Don Brash 'optimistic' about New Zealand after free-speech row

Don Brash has called the cancellation of his speaking event at Massey University "utterly astonishing".

The former National Party leader, who formed treaty lobby group Hobson's Pledge, was due to speak at Massey's Manawatu campus on Wednesday, as part of a series of politics talks.

Vice Chancellor Jan Thomas said "security concerns" were behind the cancellation, but went on to cite concerns about Dr Brash's controversial views.

"Mr Brash's leadership of Hobson's Pledge and views he and its supporters espoused in relation to Māori wards on councils was clearly of concern to many staff - particularly Māori staff," Professor Thomas said.

Mr Brash said the Vice Chancellor didn't even bother to find out what the speech would be about before banning it, and hadn't gone to Police or university constable to see it there were actual threats to safety.

"The speech was not about my views on Hobson's Pledge or race or anything else, it was about my time in politics.
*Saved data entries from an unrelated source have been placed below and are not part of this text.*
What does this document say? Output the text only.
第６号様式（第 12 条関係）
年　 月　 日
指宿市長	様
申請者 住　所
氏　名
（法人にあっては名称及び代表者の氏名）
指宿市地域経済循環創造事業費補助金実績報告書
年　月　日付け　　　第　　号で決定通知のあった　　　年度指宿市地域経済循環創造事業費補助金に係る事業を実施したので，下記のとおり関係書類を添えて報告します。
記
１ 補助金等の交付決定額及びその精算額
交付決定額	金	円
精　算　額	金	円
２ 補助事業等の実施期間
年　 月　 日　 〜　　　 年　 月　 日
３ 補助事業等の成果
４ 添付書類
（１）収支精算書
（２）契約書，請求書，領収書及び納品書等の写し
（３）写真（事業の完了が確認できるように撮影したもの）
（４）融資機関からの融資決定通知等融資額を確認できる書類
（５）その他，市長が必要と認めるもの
It was a historical speech really not defending anybody," he told The AM Show host Duncan Garner on Wednesday.

"It's very clear from her press statement that while she cited security reasons as the reason for the ban, most of the press statement was about my alleged hate speech because I oppose separate Māori wards."

Even Prime Minister Jacinda Ardern has called out Massey University's cancellation as an overreaction.
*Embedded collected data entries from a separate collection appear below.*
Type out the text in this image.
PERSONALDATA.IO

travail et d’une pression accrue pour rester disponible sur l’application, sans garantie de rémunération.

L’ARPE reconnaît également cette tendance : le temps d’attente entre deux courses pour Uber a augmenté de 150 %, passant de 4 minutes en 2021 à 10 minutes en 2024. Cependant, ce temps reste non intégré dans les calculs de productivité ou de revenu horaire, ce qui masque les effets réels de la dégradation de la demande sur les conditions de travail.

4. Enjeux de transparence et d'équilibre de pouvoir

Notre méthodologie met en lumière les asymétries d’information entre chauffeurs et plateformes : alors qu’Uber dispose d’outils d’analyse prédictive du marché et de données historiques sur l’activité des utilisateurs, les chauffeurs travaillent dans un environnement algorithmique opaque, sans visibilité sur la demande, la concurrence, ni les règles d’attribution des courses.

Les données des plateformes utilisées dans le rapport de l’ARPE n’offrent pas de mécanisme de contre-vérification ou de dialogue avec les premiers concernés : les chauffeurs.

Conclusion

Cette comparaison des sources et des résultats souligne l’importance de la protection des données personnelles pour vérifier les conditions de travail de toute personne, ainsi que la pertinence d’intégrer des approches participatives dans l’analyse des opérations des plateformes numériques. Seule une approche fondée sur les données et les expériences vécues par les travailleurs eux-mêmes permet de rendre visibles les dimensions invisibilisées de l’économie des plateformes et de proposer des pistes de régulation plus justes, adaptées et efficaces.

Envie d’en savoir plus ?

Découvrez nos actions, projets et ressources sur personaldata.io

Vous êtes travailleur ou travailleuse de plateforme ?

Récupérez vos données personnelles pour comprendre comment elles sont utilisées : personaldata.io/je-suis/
"If he is asking me for a personal opinion, the example I think he is pointing to I would characterise as an overreaction on the part of the institution," Ms Ardern said during Tuesday's Question Time.

However appearing on RadioLIVE on Tuesday, Prof Thomas refused to apologise for her actions, saying Dr Brash's views on the Treaty of Waitangi are incompatible with Massey, which is now "Te Tiriti o Waitangi-led".

But Mr Brash says he's glad for the widespread support he's received - and he won't take legal action against Prof Thomas.

"I feel very optimistic about the country and the range of people who've said this is a wrong ban has been fantastic," he says.

"I think she almost certainly is feeling bad about herself this morning. I don't want to rub salt in the wound."